The datasets used by many software applications can be represented as graphs, defined by sets of vertices and edges. These graphs are rich with useful information, and can be used to determine patterns and relationships among the stored data. This process of discovering relevant patterns from graphs is called Graph Pattern Mining (GPM). A team of Texas Computer Science (TXCS) researchers advised by Dr. Keshav Pingali has done groundbreaking work to make GPM programs more efficient and accessible. Their work was recently accepted to Very Large Databases (VLDB) 2020, one of the premier conferences in computer science.
GPM has applications in many areas, including chemical engineering, bioinformatics, and social sciences. For example, protein behavior can be mapped to a graph by representing the proteins as the vertices and the interactions between them as edges. Using a GPM program, researchers would be able to make useful discoveries about the data, such as finding frequent patterns that occur within the graph and what features they relate to.
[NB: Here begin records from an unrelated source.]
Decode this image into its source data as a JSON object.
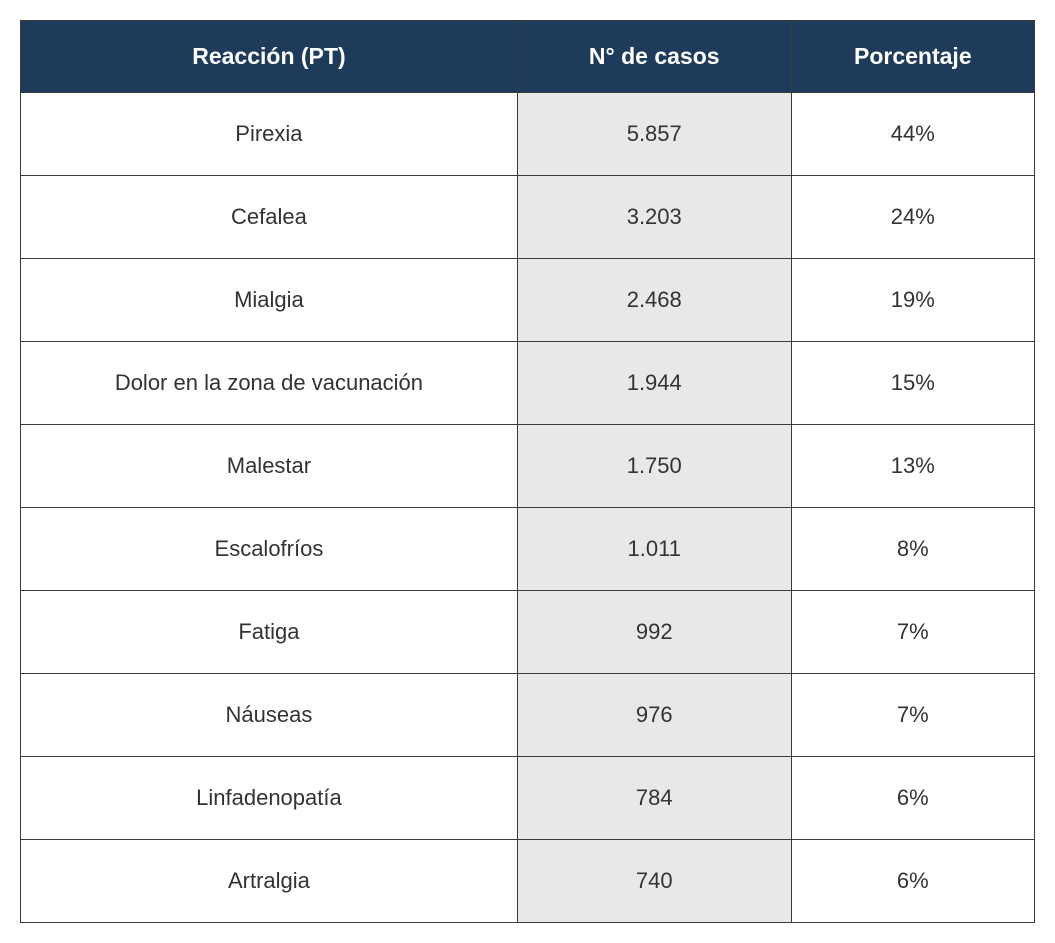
{
  "table": {
    "header_bg": "#1f3b5c",
    "header_text_color": "#ffffff",
    "cell_text_color": "#333333",
    "border_color": "#3a3a3a",
    "shaded_bg": "#e8e8e8",
    "header_fontsize": 23,
    "cell_fontsize": 22,
    "columns": [
      {
        "label": "Reacción (PT)",
        "width_pct": 49,
        "shaded": false
      },
      {
        "label": "N° de casos",
        "width_pct": 27,
        "shaded": true
      },
      {
        "label": "Porcentaje",
        "width_pct": 24,
        "shaded": false
      }
    ],
    "rows": [
      {
        "reaccion": "Pirexia",
        "casos": "5.857",
        "pct": "44%"
      },
      {
        "reaccion": "Cefalea",
        "casos": "3.203",
        "pct": "24%"
      },
      {
        "reaccion": "Mialgia",
        "casos": "2.468",
        "pct": "19%"
      },
      {
        "reaccion": "Dolor en la zona de vacunación",
        "casos": "1.944",
        "pct": "15%"
      },
      {
        "reaccion": "Malestar",
        "casos": "1.750",
        "pct": "13%"
      },
      {
        "reaccion": "Escalofríos",
        "casos": "1.011",
        "pct": "8%"
      },
      {
        "reaccion": "Fatiga",
        "casos": "992",
        "pct": "7%"
      },
      {
        "reaccion": "Náuseas",
        "casos": "976",
        "pct": "7%"
      },
      {
        "reaccion": "Linfadenopatía",
        "casos": "784",
        "pct": "6%"
      },
      {
        "reaccion": "Artralgia",
        "casos": "740",
        "pct": "6%"
      }
    ]
  }
}
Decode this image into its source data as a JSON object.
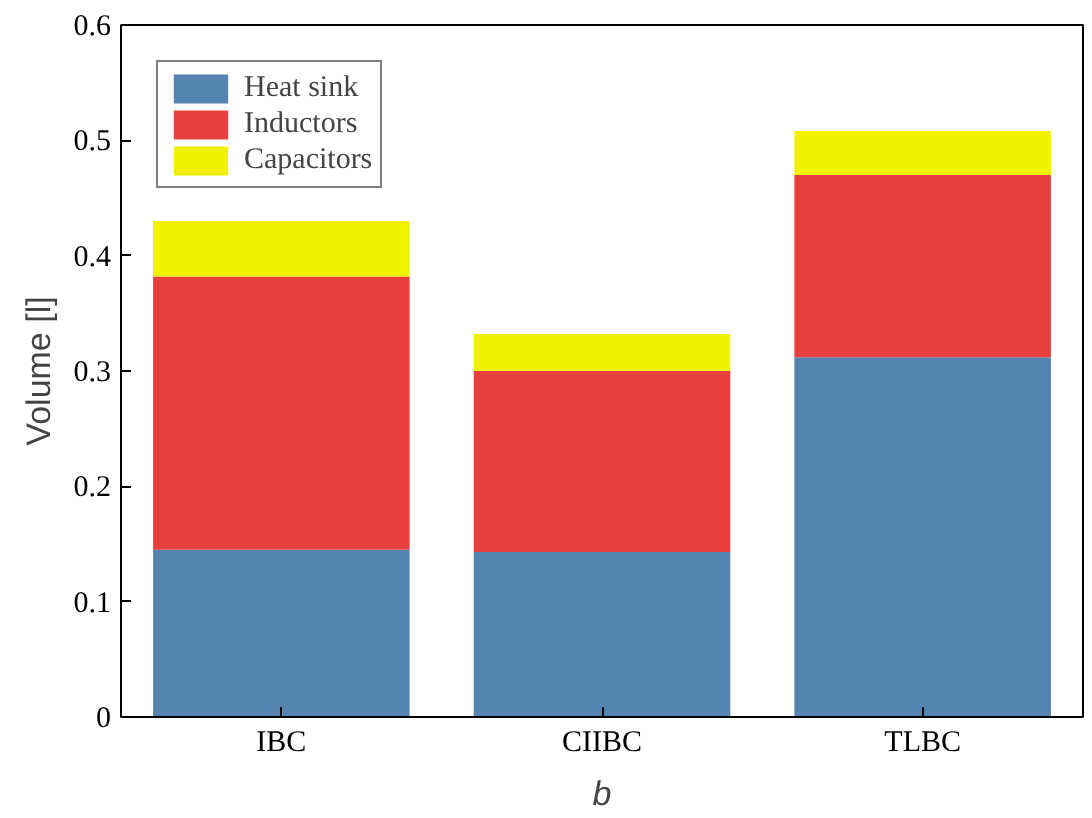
{
  "chart_data": {
    "type": "bar",
    "stacked": true,
    "xlabel": "b",
    "ylabel": "Volume [l]",
    "categories": [
      "IBC",
      "CIIBC",
      "TLBC"
    ],
    "series": [
      {
        "name": "Heat sink",
        "color": "#5584b1",
        "values": [
          0.145,
          0.143,
          0.312
        ]
      },
      {
        "name": "Inductors",
        "color": "#e8403f",
        "values": [
          0.237,
          0.157,
          0.158
        ]
      },
      {
        "name": "Capacitors",
        "color": "#f2f200",
        "values": [
          0.048,
          0.032,
          0.038
        ]
      }
    ],
    "ylim": [
      0,
      0.6
    ],
    "yticks": [
      0,
      0.1,
      0.2,
      0.3,
      0.4,
      0.5,
      0.6
    ],
    "grid": false,
    "legend": "top left"
  }
}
This information would then shine light on the etiology of a disease and enhance drug discovery.
The applications of these programs are seemingly endless. However, GPM problems are computationally complicated, memory-intensive and time-consuming to solve. Although a lot of work has been done to attempt to make it easy for programmers to develop GPM applications, these solutions are generally not very efficient or flexible, using distributed systems or disks to manage the intermediate data structures.
At the moment, Pangolin runs efficiently on a single multi core CPU or a single GPU, but its functionality still has room to grow. “The goal is to enable larger graphs and also larger patterns that could be mined within a reasonable amount of time,” says Dr. Xuhao Chen, the project’s lead researcher. Their paper is set to be published in VLDB at the end of the month.